“La Repubblica tutela la salute come fondamentale diritto dell’individuo ed interesse della collettività, e garantisce cure gratuite agli indigenti": così l'articolo 32 della nostra costituzione.
Ma quando si parla di farmaci questo diritto viene garantito? Da anni la risposta è semplice: no.
Nel 2017 sofusbuvir e ledipasvir erano stati approvati ormai da 3 anni, cioè da tre anni esisteva la cura per l'epatite C. Non una nuova terapia, proprio la cura, una vera, autentica cura. E la situazione da noi quale era?
"L'epatite C è un'infiammazione del fegato causata dall'hepacivirus (Hcv) che nel lungo periodo porta a cirrosi e carcinoma epatico e in Europa questa patologia è la causa principale di ricorso al trapianto di fegato. Dal 2014 in Italia è disponibile il farmaco antivirale Sofosbuvir, noto come Sovaldi, che con un breve trattamento debella la malattia, ma viene venduto al prezzo di 45 000 euro. Questo farmaco viene prescritto gratuitamente ai pazienti in gravi condizioni, 63 000 in questi 2 anni, mentre gli altri 300 000 italiani malati sono costretti a scegliere se aspettare in lista d'attesa l'accesso alle cure gratuite del sistema sanitario nazionale, oppure se procurarsi il farmaco anti-epatite all'estero, in particolare in India e in Egitto, dove viene venduto per 700 EUR."(https://www.europarl.europa.eu/.../E-8-2017-000296_IT.html)

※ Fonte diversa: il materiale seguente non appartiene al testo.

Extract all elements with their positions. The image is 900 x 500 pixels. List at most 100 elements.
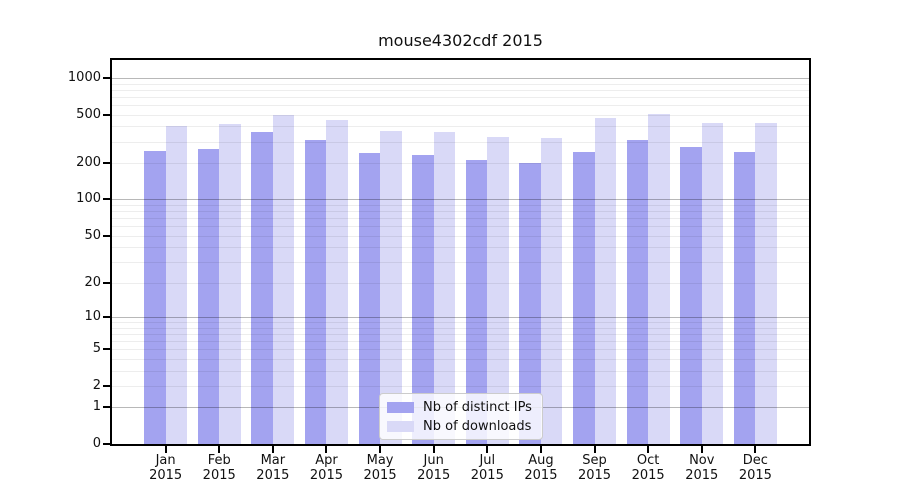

Fu una situazione del tutto inedita, e frutto di una precisa scelta politica (prima i gravi,e un po' alla volta , anche se sui gravi con il fegato ormai compromesso i benefici erano relativi). Le cifre sembravano folli (45.000 eur a trattamento), ma in realtà AIFA aveva spuntato uno dei prezzi più bassi, "15.000 euro a trattamento, poco più di quanto costava un trattamento con interferone pegilato e ribavirina solo 3-4 anni fa. Con differenze abissali: con Interferone si riusciva a curare a malapena circa il 50% dei pazienti, (quindi uno spreco di denaro enorme), con i nuovi farmaci ne curiamo quasi il 100%" (https://www.quotidianosanita.it/scienza-e.../articolo.php...). Ma le polemiche furono lunghe e accese e il mito della pillola che costava più del platino prese piede, mescolando a casaccio vicende USA (chi non aveva assicurazione sanitaria non aveva accesso) con quelle europee, dove in teoria il problema dell'accesso non sarebbe dovuto esistere.
Si è trattato di uno snodo storico, nella politica farmaceutica italiana, che portò alla creazione obtorto collo del Fondo Farmaci Innovativi. Nulla sarebbe più stato come prima.
Perché si verificò?
Perché l'innovazione costituita dalla cura andava contro una politica di segno preciso (taglio della spesa farmaceutica pubblica) che aveva dato risultati spettacolari (e esiziali per i cittadini): in 11 anni tra 2005 e 2016 la spesa farmaceutica dello stato era stata ridotta del 70% ((https://forward.recentiprogressi.it/.../il-valore-del.../).
(Uno degli effetti collaterali invisibili di questo processo è stato un profondo impatto negativo sulla realtà industriale del paese, ma è una cosa a cui nessuno pensa e che in fin dei conti ha riguardato pochi soggetti, peggio per loro).
Lo ripeto chiaramente: questa è l'UNICA vera chiave di lettura per il tema COVID e farmaci in Italia.